Velvet Viewpoint: "Let's keep the Covid empathy"
“Covid has forced us to share the struggles and difficulties of mixing work with children.” Let increased empathy for working parents be a legacy of lockdown, says Cambridge mum Clare Edwards
My 18-month-old daughter stamps her feet with excitement when she sees our weekly team Skype meeting is underway. I know I’m biased, but I think her enthusiastic waving, and scribbling into the notepad and pen I hand her as a distraction, has been a highlight for my colleagues.
But their days are numbered. In a few weeks, she’s back to nursery, her grandparents have resumed their roles as primary carers twice a week and normality will resume - as far as childcare is concerned.
I’m sure my husband and I will look back at these days through rose-tinted glasses. We will chortle as the memories flood back of the desperate attempts we made to get our toddler to entertain herself so we could power through an email or proofread a document. Oh, how we’ll laugh at the disgusting mess we’d plough through every evening, our home a site of destruction after allowing our daughter to unravel rolls of kitchen paper or sit in a roasting tin full of soapy water or pour dry pasta from one container to another and then crunch them into the carpet, for just five minutes of dedicated work time. Tears will roll as I recall the interview I did on Jeremy Vine’s lunchtime show on Radio 2 while breastfeeding, as it was the only way to guarantee a few minutes of silence while I shared my views with an unknowing audience of millions.
The guilt, I hope, will be harder to recollect. The heartache, watching our baby pace the same rooms and play with the same toys day after day. How sad it made us when she walked up to us clasping her shoes, hoping to be allowed outside and not understanding that we could only have one daily wander down the same streets. The endless ‘not nows’, ‘in a minutes’ and ‘hang on just one more second’ - each evening promising to be less grumpy the following day.

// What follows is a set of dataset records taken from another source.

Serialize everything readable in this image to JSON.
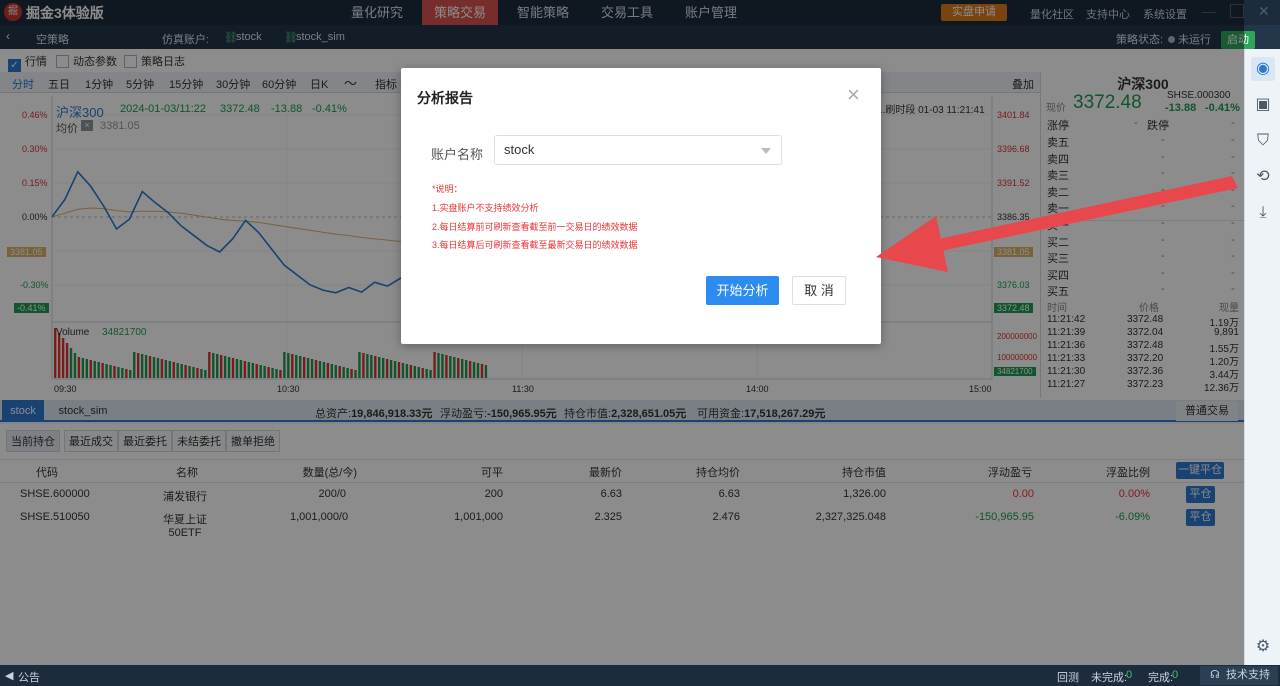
{
  "app": {
    "logo": "掘",
    "title": "掘金3体验版"
  },
  "menu": [
    "量化研究",
    "策略交易",
    "智能策略",
    "交易工具",
    "账户管理"
  ],
  "top_right": {
    "live_apply": "实盘申请",
    "links": [
      "量化社区",
      "支持中心",
      "系统设置"
    ]
  },
  "subbar": {
    "strategy": "空策略",
    "sim_label": "仿真账户:",
    "accounts": [
      "stock",
      "stock_sim"
    ],
    "status_label": "策略状态:",
    "status_value": "未运行",
    "start": "启动"
  },
  "options": {
    "market": "行情",
    "params": "动态参数",
    "log": "策略日志"
  },
  "periods": [
    "分时",
    "五日",
    "1分钟",
    "5分钟",
    "15分钟",
    "30分钟",
    "60分钟",
    "日K",
    "〜",
    "指标"
  ],
  "overlay_label": "叠加",
  "quote": {
    "name": "沪深300",
    "datetime": "2024-01-03/11:22",
    "price": "3372.48",
    "change": "-13.88",
    "change_pct": "-0.41%",
    "avg_label": "均价",
    "avg_value": "3381.05",
    "time_info": "...刷时段 01-03 11:21:41",
    "symbol": "SHSE.000300",
    "price_label": "现价"
  },
  "chart_data": {
    "type": "line",
    "left_ticks": [
      "0.46%",
      "0.30%",
      "0.15%",
      "0.00%",
      "-0.30%",
      "-0.41%"
    ],
    "left_tag": "3381.05",
    "right_ticks": [
      "3401.84",
      "3396.68",
      "3391.52",
      "3386.35",
      "3376.03"
    ],
    "right_tags": [
      "3381.05",
      "3372.48"
    ],
    "x_ticks": [
      "09:30",
      "10:30",
      "11:30",
      "14:00",
      "15:00"
    ],
    "volume_label": "Volume",
    "volume_value": "34821700",
    "volume_ticks": [
      "200000000",
      "100000000"
    ],
    "volume_tag": "34821700",
    "price_series": [
      3386.35,
      3389,
      3393.2,
      3391,
      3388,
      3384.5,
      3386,
      3390.2,
      3388.5,
      3387,
      3385,
      3383.5,
      3382,
      3381,
      3383,
      3385.8,
      3384,
      3381.5,
      3379,
      3377.5,
      3376,
      3375.2,
      3374.8,
      3375.6,
      3374.9,
      3376.4,
      3375.8,
      3377,
      3376.3,
      3378,
      3377.6,
      3379.5,
      3380.8,
      3382.1,
      3383.4
    ],
    "avg_series": [
      3386.35,
      3386.9,
      3387.5,
      3387.7,
      3387.6,
      3387.3,
      3387.1,
      3387.2,
      3387.2,
      3387.1,
      3386.9,
      3386.6,
      3386.3,
      3386,
      3385.8,
      3385.7,
      3385.5,
      3385.2,
      3384.9,
      3384.6,
      3384.3,
      3384,
      3383.7,
      3383.5,
      3383.2,
      3383,
      3382.8,
      3382.6,
      3382.4,
      3382.2,
      3382,
      3381.8,
      3381.6,
      3381.4,
      3381.2
    ]
  },
  "orderbook": {
    "limit_up": "涨停",
    "limit_down": "跌停",
    "asks": [
      "卖五",
      "卖四",
      "卖三",
      "卖二",
      "卖一"
    ],
    "bids": [
      "买一",
      "买二",
      "买三",
      "买四",
      "买五"
    ]
  },
  "ticks": {
    "headers": [
      "时间",
      "价格",
      "现量"
    ],
    "rows": [
      [
        "11:21:42",
        "3372.48",
        "1.19万"
      ],
      [
        "11:21:39",
        "3372.04",
        "9,891"
      ],
      [
        "11:21:36",
        "3372.48",
        "1.55万"
      ],
      [
        "11:21:33",
        "3372.20",
        "1.20万"
      ],
      [
        "11:21:30",
        "3372.36",
        "3.44万"
      ],
      [
        "11:21:27",
        "3372.23",
        "12.36万"
      ]
    ]
  },
  "account_bar": {
    "tabs": [
      "stock",
      "stock_sim"
    ],
    "total_label": "总资产:",
    "total": "19,846,918.33元",
    "pnl_label": "浮动盈亏:",
    "pnl": "-150,965.95元",
    "mv_label": "持仓市值:",
    "mv": "2,328,651.05元",
    "cash_label": "可用资金:",
    "cash": "17,518,267.29元",
    "mode": "普通交易"
  },
  "position_tabs": [
    "当前持仓",
    "最近成交",
    "最近委托",
    "未结委托",
    "撤单拒绝"
  ],
  "positions": {
    "headers": [
      "代码",
      "名称",
      "数量(总/今)",
      "可平",
      "最新价",
      "持仓均价",
      "持仓市值",
      "浮动盈亏",
      "浮盈比例"
    ],
    "close_all": "一键平仓",
    "close": "平仓",
    "rows": [
      [
        "SHSE.600000",
        "浦发银行",
        "200/0",
        "200",
        "6.63",
        "6.63",
        "1,326.00",
        "0.00",
        "0.00%"
      ],
      [
        "SHSE.510050",
        "华夏上证50ETF",
        "1,001,000/0",
        "1,001,000",
        "2.325",
        "2.476",
        "2,327,325.048",
        "-150,965.95",
        "-6.09%"
      ]
    ]
  },
  "bottom": {
    "notice": "公告",
    "review": "回测",
    "pending_label": "未完成:",
    "pending": "0",
    "done_label": "完成:",
    "done": "0",
    "support": "技术支持"
  },
  "modal": {
    "title": "分析报告",
    "close": "×",
    "account_label": "账户名称",
    "account_value": "stock",
    "notes": [
      "*说明：",
      "1.实盘账户不支持绩效分析",
      "2.每日结算前可刷新查看截至前一交易日的绩效数据",
      "3.每日结算后可刷新查看截至最新交易日的绩效数据"
    ],
    "analyze": "开始分析",
    "cancel": "取 消"
  },
  "colors": {
    "accent": "#2b78d0",
    "rise": "#dd3333",
    "fall": "#1f9a52",
    "arrow": "#e8484b"
  }
}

There is one thing I’d love us to retain, however: the empathy we have shown towards working parents. Standouts for me include talking to a charity CEO in a hushed voice while her poorly baby slept on her lap. Laughing with a salesman about both our kids running riot in the background while he pitched. Overhearing a dad apologising for traffic noise while on a phone call and pushing a pram with, presumably, a sleeping baby inside.
Conversations with contacts both new and old have moved on from pleasantries about the weather. They begin with a little chat about how we are. About our families. About the chaos. If children interrupt a call to ask a question about a science project, to request more biscuits, to wail, we laugh supportively and wait calmly while the situation is resolved.

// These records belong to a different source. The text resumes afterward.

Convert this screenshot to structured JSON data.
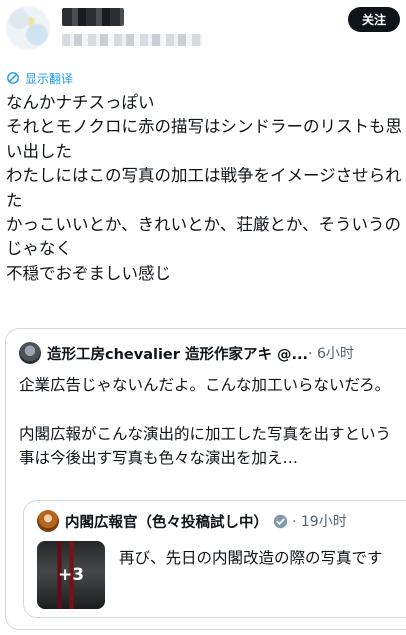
{
  "post": {
    "follow_label": "关注",
    "translate_label": "显示翻译",
    "text": "なんかナチスっぽい\nそれとモノクロに赤の描写はシンドラーのリストも思い出した\nわたしにはこの写真の加工は戦争をイメージさせられた\nかっこいいとか、きれいとか、荘厳とか、そういうのじゃなく\n不穏でおぞましい感じ"
  },
  "quote": {
    "author_name": "造形工房chevalier 造形作家アキ @...",
    "meta": "· 6小时",
    "text": "企業広告じゃないんだよ。こんな加工いらないだろ。\n\n内閣広報がこんな演出的に加工した写真を出すという事は今後出す写真も色々な演出を加え…"
  },
  "nested_quote": {
    "author_name": "内閣広報官（色々投稿試し中）",
    "meta": "· 19小时",
    "media_count": "+3",
    "text": "再び、先日の内閣改造の際の写真です"
  },
  "icons": {
    "translate": "translate-icon",
    "verified": "verified-badge-icon"
  },
  "colors": {
    "link": "#1d9bf0",
    "verified": "#829aab",
    "follow_button": "#0f1419"
  }
}
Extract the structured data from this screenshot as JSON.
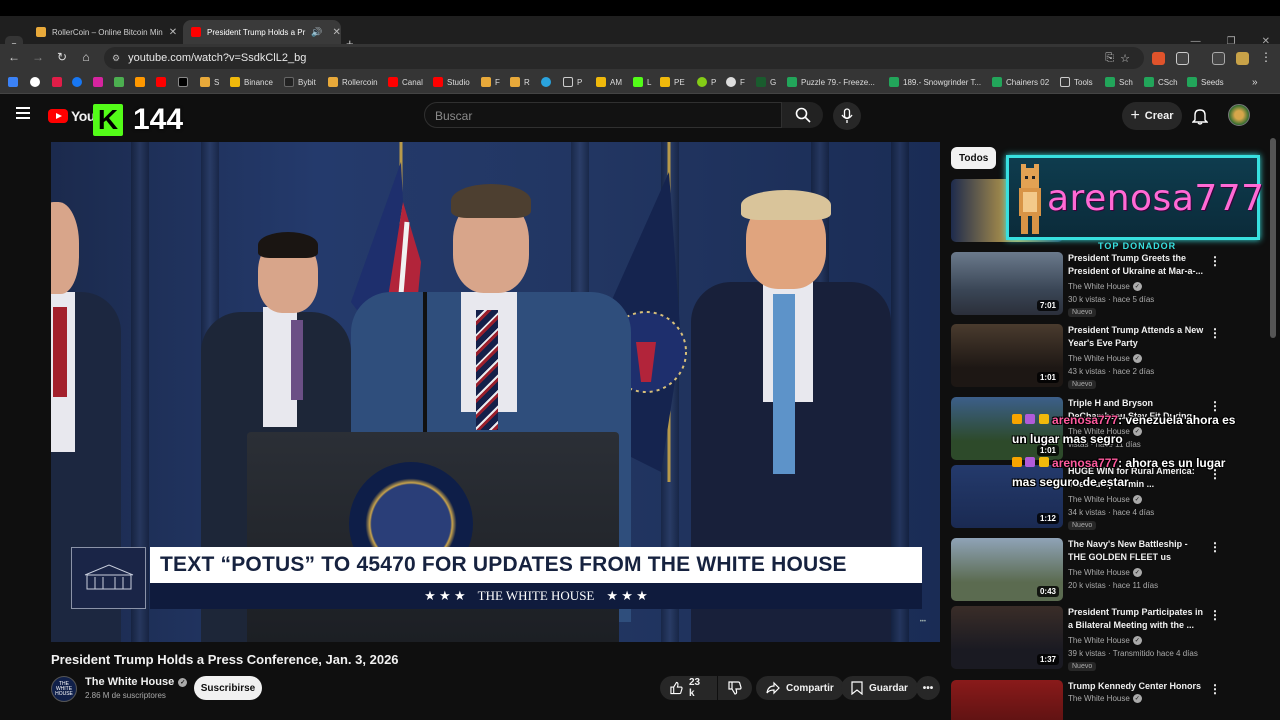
{
  "browser": {
    "tabs": [
      {
        "title": "RollerCoin – Online Bitcoin Min",
        "active": false
      },
      {
        "title": "President Trump Holds a Pr",
        "active": true
      }
    ],
    "url": "youtube.com/watch?v=SsdkClL2_bg",
    "bookmarks": [
      "S",
      "Binance",
      "Bybit",
      "Rollercoin",
      "Canal",
      "Studio",
      "F",
      "R",
      "P",
      "AM",
      "L",
      "PE",
      "P",
      "F",
      "G",
      "Puzzle 79.- Freeze...",
      "189.- Snowgrinder T...",
      "Chainers 02",
      "Tools",
      "Sch",
      "CSch",
      "Seeds"
    ]
  },
  "header": {
    "logo_text": "YouT",
    "kick_letter": "K",
    "viewer_count": "144",
    "search_placeholder": "Buscar",
    "create_label": "Crear"
  },
  "video": {
    "banner_text": "TEXT “POTUS” TO 45470 FOR UPDATES FROM THE WHITE HOUSE",
    "banner_footer": "THE WHITE HOUSE",
    "title": "President Trump Holds a Press Conference, Jan. 3, 2026",
    "channel": "The White House",
    "channel_icon_text": "THE WHITE HOUSE",
    "subscribers": "2.86 M de suscriptores",
    "subscribe_label": "Suscribirse",
    "likes": "23 k",
    "share_label": "Compartir",
    "save_label": "Guardar"
  },
  "sidebar": {
    "chip": "Todos",
    "items": [
      {
        "title": "President Trump Greets the President of Ukraine at Mar-a-...",
        "channel": "The White House",
        "meta": "30 k vistas · hace 5 días",
        "duration": "7:01",
        "badge": "Nuevo"
      },
      {
        "title": "President Trump Attends a New Year's Eve Party",
        "channel": "The White House",
        "meta": "43 k vistas · hace 2 días",
        "duration": "1:01",
        "badge": "Nuevo"
      },
      {
        "title": "Triple H and Bryson DeChambeau Stay Fit During ...",
        "channel": "The White House",
        "meta": "vistas · hace 11 días",
        "duration": "1:01",
        "badge": ""
      },
      {
        "title": "HUGE WIN for Rural America: The Trump Admin ...",
        "channel": "The White House",
        "meta": "34 k vistas · hace 4 días",
        "duration": "1:12",
        "badge": "Nuevo"
      },
      {
        "title": "The Navy's New Battleship - THE GOLDEN FLEET us",
        "channel": "The White House",
        "meta": "20 k vistas · hace 11 días",
        "duration": "0:43",
        "badge": ""
      },
      {
        "title": "President Trump Participates in a Bilateral Meeting with the ...",
        "channel": "The White House",
        "meta": "39 k vistas · Transmitido hace 4 días",
        "duration": "1:37",
        "badge": "Nuevo"
      },
      {
        "title": "Trump Kennedy Center Honors",
        "channel": "The White House",
        "meta": "",
        "duration": "",
        "badge": ""
      }
    ]
  },
  "overlay": {
    "donor_name": "arenosa777",
    "donor_label": "TOP DONADOR",
    "chat": [
      {
        "user": "arenosa777",
        "text": ": venezuela ahora es un lugar mas segro"
      },
      {
        "user": "arenosa777",
        "text": ": ahora es un lugar mas seguro de estar"
      }
    ]
  },
  "colors": {
    "youtube_red": "#ff0000",
    "kick_green": "#53fc18",
    "donor_cyan": "#38e0e0",
    "donor_pink": "#ff6ad5"
  }
}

For the first time in my career, being a working parent has become normalised. Covid has forced us to share the struggles and difficulties of mixing work with children. It’s opened up a dialogue and shone a light into our family lives, exposing a world we usually keep hidden away from the office. It’s levelled us, as no matter our seniority, our specialism or our status, we’re all living the same, hard, reality.
And actually, we have reflected on all the positives too. More time together. Witnessing the new skills our babies are mastering. The simple joy of an evening meal round the table as a family. Being home for bedtime.
We all remember the poor professor on BBC News who was interrupted mid-interview when his children happily barged into his office and his wife frantically tried to retrieve them. At the time that was shocking, we all laughed and inwardly cringed. But that has now become our normality. Surely now he’d just plonk the kid on his lap and we would hardly bat an eyelid? This new attitude can only be a good thing.
We cannot afford to slip back into old ways. While I hope we never have to deal with the stress of lockdown during a worldwide pandemic again, surely we can learn something from this?
Perhaps we can each continue showing more empathy towards the everyday stresses working parents experience. We can acknowledge what it means to allow a mum the time out to watch a special assembly. We can adopt true flexible working so a dad can be home for bedtime more than once every blue moon.
We can embed an honest, frank culture that allows, nay, encourages conversation about what is really going on in our home lives, seeking genuine resolutions. We can allow a keen baby to jump in on a Skype call every now and then. (Ok, maybe only in exceptional circumstances.)
I appreciate that some workplaces may already operate in this way. I know many are far from being there. Together, we share the responsibility for maintaining the Covid empathy towards working parents, making it a permanent feature within our organisations.